The transpose of a permutation matrix is its inverse.

Question

This is a question from the free Harvard online abstract algebra lectures. I'm posting my solutions here to get some feedback on them. For a fuller explanation, see this post.

This problem is from assignment 4.

Prove that the transpose of a permutation matrix $P$ is its inverse.

A permutation matrix $P$ has a single 1 in each row and a single 1 in each column, all other entries being 0. So column $j$ has a single 1 at position $e_{i_jj}$. $P$ acts by moving row $j$ to row $i_j$ for each column $j$. Taking the transpose of $P$ moves each 1 entry from $e_{i_jj}$ to $e_{ji_j}$. Then $P^t$ acts by moving row $i_j$ to row $j$ for each row $i_j$. Since this is the inverse operation, $P^t=P^{-1}$.
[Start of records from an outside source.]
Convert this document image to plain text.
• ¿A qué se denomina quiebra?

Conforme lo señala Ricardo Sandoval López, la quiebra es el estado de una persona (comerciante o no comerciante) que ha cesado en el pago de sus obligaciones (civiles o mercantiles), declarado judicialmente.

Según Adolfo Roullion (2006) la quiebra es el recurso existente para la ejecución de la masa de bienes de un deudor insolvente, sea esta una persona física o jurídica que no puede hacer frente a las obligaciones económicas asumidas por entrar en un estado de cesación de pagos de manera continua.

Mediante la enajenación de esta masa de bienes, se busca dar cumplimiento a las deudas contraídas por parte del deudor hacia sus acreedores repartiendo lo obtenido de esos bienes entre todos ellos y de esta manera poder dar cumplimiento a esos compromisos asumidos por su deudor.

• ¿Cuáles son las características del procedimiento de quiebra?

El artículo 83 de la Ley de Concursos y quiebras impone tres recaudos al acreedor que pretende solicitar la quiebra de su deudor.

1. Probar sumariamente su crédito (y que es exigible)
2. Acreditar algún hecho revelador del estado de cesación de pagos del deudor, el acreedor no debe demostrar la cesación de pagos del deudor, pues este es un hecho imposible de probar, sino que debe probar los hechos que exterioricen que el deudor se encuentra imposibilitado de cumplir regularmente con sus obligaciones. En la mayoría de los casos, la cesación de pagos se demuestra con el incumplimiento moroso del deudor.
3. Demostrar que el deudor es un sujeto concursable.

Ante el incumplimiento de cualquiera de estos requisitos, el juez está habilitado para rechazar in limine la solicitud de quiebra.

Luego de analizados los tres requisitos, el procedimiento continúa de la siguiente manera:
Again, I welcome any critique of my reasoning and/or my style as well as alternative solutions to the problem.

Thanks.

Answer 1

A direct computation is also fine: $$(PP^T)_{ij} = \sum_{k=1}^n P_{ik} P^T_{kj} = \sum_{k=1}^n P_{ik} P_{jk}$$ but $P_{ik}$ is usually 0, and so $P_{ik} P_{jk}$ is usually 0. The only time $P_{ik}$ is nonzero is when it is 1, but then there are no other $i' \neq i$ such that $P_{i'k}$ is nonzero ($i$ is the only row with a 1 in column $k$). In other words, $$\sum_{k=1}^n P_{ik} P_{jk} = \begin{cases} 1 & \text{if } i = j \\ 0 & \text{otherwise} \end{cases}$$ and this is exactly the formula for the entries of the identity matrix, so $$PP^T = I$$

Answer 2

Less sophisticated, you could just crunch it out.

First, a lemma:

The inverse of a matrix, if it exists, is unique.

Proof: If both $B$ and $C$ are inverse to $A$, then we have $B = BI = B(AC) = (BA)C = IC = C$ so $B = C$. (Here, $I$ denotes the identity matrix).

Using this, it follows in our specific case that in order to show $A^T = A^{-1}$, we need only show $A^TA = AA^T = I$.

Assume $i\neq j$. Then $(AA^T)_{ij} = \sum_k A_{ik}A^T_{kj} = \sum_k A_{ik}A_{jk}$. But for each $k$, $A_{ik}A_{jk} = 0$ since there is only one nonzero entry in the $k$th row and $i\neq j$ (so $A_{ik}$ and $A_{jk}$ can't both be the nonzero entry). So, $(AA^T)_{ij} = 0$ when $i\neq j$.

The argument that $(A^TA)_{ij} = 0$ when $i\neq j$ is almost identical, but uses the fact that the columns of $A$ contain only one nonzero entry.

Can you see what happens when, instead, $i = j$?

Answer 3

Using a little knowledge about orthogonal matrices the following proof is pretty simple:

Since $v^tw=\sum_{k=0}^nv_iw_i$ if $v=(v_1,...,v_n),w=(w_1,...,w_n)$ we have $v^tv=1$ whenever v is a column of $P$. On the other hand $v^tw=0$ if $v$ and $w$ are two distinct columns of $P$. Therefore we can conclude that $(P^tP)_{i,j}=\delta_{i,j}$ and so $P^t=P^{-1}$.

Answer 4

Let's P be an arbitrary permutation matrix. Some matrix is unitary iff their columns form a orthonormal base. Since the columns of a permutation matrix are distinct vectors of standard basis, it follows that P is unitary matrix.